Tem sido muito difícil repetir a mesma equipe titular no Paysandu por mais de duas partidas consecutivas. Vários são os impedimentos: insatisfação da comissão técnica, impedimento de atletas que disputaram a mesma competição por outras equipes, lesões, ritmo de jogo e etc. No entanto, o maior desses entraves está no número de cartões amarelos que os bicolores receberam durante os jogos.
Na Copa do Brasil, o Papão não tem jogador suspenso, mas os pendurados com dois cartões amarelos somam cinco nomes: o zagueiro Diego Bispo, os volantes Esdras e Ricardo Capanema e os meias Djalma e Eduardo Ramos. Com um cartão figuram o goleiro Zé Carlos, o zagueiro Raul e o lateral-direito Yago Pikachu.
Já pela Série B, o panorama é um pouco mais complicado devido ao número maior de jogos. Atualmente, Ricardo Capanema pegou o gancho da suspensão, enquanto seguem pendurados o zagueiro Jean, o lateral-esquerdo Janílson, o volante Vânderson, e os meias Djalma e Alex Gaibu, além do atacante Careca. Raul, Yago Pikachu e Diego Bispo têm um amarelo, cada.

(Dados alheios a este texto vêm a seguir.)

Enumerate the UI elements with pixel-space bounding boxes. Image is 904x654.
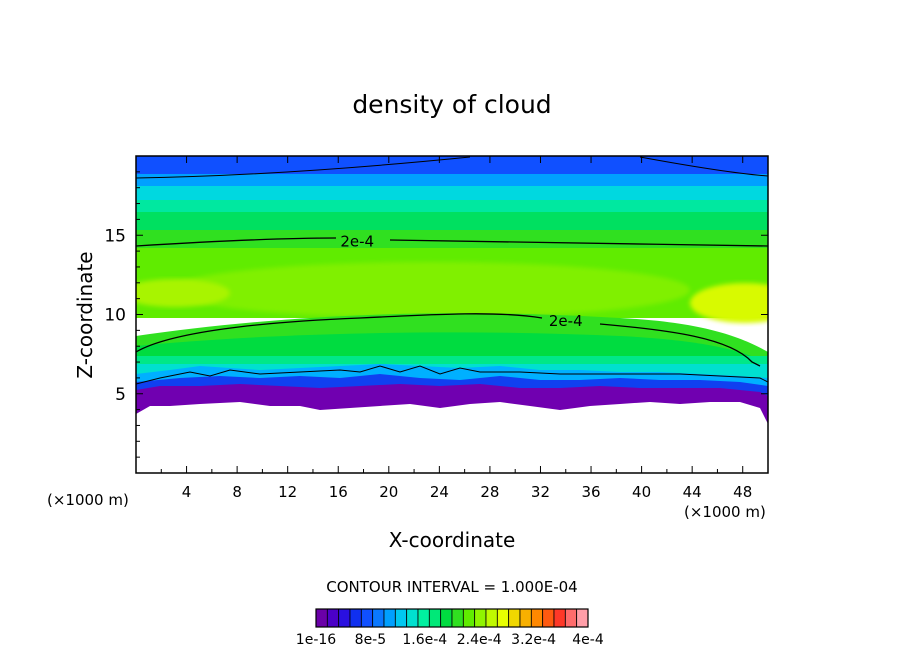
contour-labels: 2e-4 2e-4	[340, 233, 582, 330]
colorbar-swatch	[428, 608, 442, 628]
x-tick-label: 48	[733, 483, 752, 501]
colorbar-swatch	[576, 608, 589, 628]
colorbar-swatch	[451, 608, 464, 628]
colorbar-swatch	[530, 608, 544, 628]
y-tick-label: 15	[104, 226, 126, 246]
colorbar-tick-label: 2.4e-4	[457, 632, 502, 648]
colorbar-swatch	[372, 608, 385, 628]
colorbar-frame	[315, 608, 589, 628]
x-axis-unit-right: (×1000 m)	[684, 503, 766, 521]
colorbar-swatch	[564, 608, 578, 628]
colorbar-swatch	[349, 608, 362, 628]
x-axis-unit-left: (×1000 m)	[47, 491, 129, 509]
x-axis-ticks: 4 8 12 16 20 24 28 32 36 40 44 48	[160, 156, 752, 501]
y-axis-ticks: 5 10 15	[104, 171, 768, 458]
colorbar-tick-label: 4e-4	[572, 632, 604, 648]
y-tick-label: 5	[115, 385, 126, 405]
colorbar-labels: 1e-16 8e-5 1.6e-4 2.4e-4 3.2e-4 4e-4	[296, 632, 604, 648]
colorbar-swatch	[417, 608, 430, 628]
colorbar-swatch	[553, 608, 566, 628]
x-axis-label: X-coordinate	[389, 528, 516, 552]
x-tick-label: 20	[379, 483, 398, 501]
colorbar-swatch	[326, 608, 340, 628]
density-field	[136, 156, 768, 473]
contour-line-top	[136, 156, 768, 179]
colorbar-tick-label: 1e-16	[296, 632, 336, 648]
core-highlight-center	[170, 262, 690, 318]
contour-interval-text: CONTOUR INTERVAL = 1.000E-04	[326, 578, 577, 596]
colorbar-tick-label: 8e-5	[355, 632, 386, 648]
contour-line-cloud-base	[136, 365, 768, 385]
colorbar	[315, 608, 589, 628]
colorbar-tick-label: 3.2e-4	[511, 632, 556, 648]
x-tick-label: 40	[632, 483, 651, 501]
x-tick-label: 24	[430, 483, 449, 501]
x-tick-label: 44	[683, 483, 702, 501]
colorbar-swatch	[485, 608, 498, 628]
contour-line-2e-4-lower	[136, 313, 761, 367]
colorbar-swatch	[406, 608, 419, 628]
x-tick-label: 32	[531, 483, 550, 501]
colorbar-tick-label: 1.6e-4	[402, 632, 447, 648]
colorbar-swatch	[542, 608, 555, 628]
colorbar-swatch	[462, 608, 476, 628]
contour-line-2e-4-upper	[136, 237, 768, 247]
x-tick-label: 8	[232, 483, 242, 501]
cloud-free-region	[136, 402, 768, 473]
x-tick-label: 16	[329, 483, 348, 501]
colorbar-swatch	[474, 608, 487, 628]
chart-title: density of cloud	[352, 90, 551, 119]
colorbar-swatch	[394, 608, 408, 628]
colorbar-swatch	[519, 608, 532, 628]
x-tick-label: 36	[581, 483, 600, 501]
colorbar-swatch	[440, 608, 453, 628]
colorbar-swatch	[496, 608, 510, 628]
x-tick-label: 12	[278, 483, 297, 501]
colorbar-swatch	[360, 608, 374, 628]
colorbar-swatch	[508, 608, 521, 628]
colorbar-swatch	[383, 608, 396, 628]
x-tick-label: 28	[480, 483, 499, 501]
colorbar-swatch	[315, 608, 328, 628]
x-tick-label: 4	[182, 483, 192, 501]
core-highlight-right	[690, 283, 768, 323]
colorbar-swatch	[338, 608, 351, 628]
contour-label: 2e-4	[549, 312, 583, 330]
core-highlight-left	[136, 279, 230, 307]
contour-label: 2e-4	[340, 233, 374, 251]
y-axis-label: Z-coordinate	[73, 251, 97, 378]
y-tick-label: 10	[104, 306, 126, 326]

No Cameponato Brasileiro, em duas ocasiões os cartões alcançaram quatro jogadores, justamente nos jogos mais disputados: Chapecoense 3x2 Paysandu, Paysandu 4x3 Guaratinguetá, Paysandu 1x1 América e Paysandu 2x0 Paraná. Na Copa do Brasil o retrospecto também é elevado, com o mesmo número, porém em menos jogos. Das quatro partidas até o momento, em duas houve o mesmo número de cartões, nas vitórias contra o São Raimundo-RR por 2 a 0 e contra o Naviraiense-MS por 1 a 0.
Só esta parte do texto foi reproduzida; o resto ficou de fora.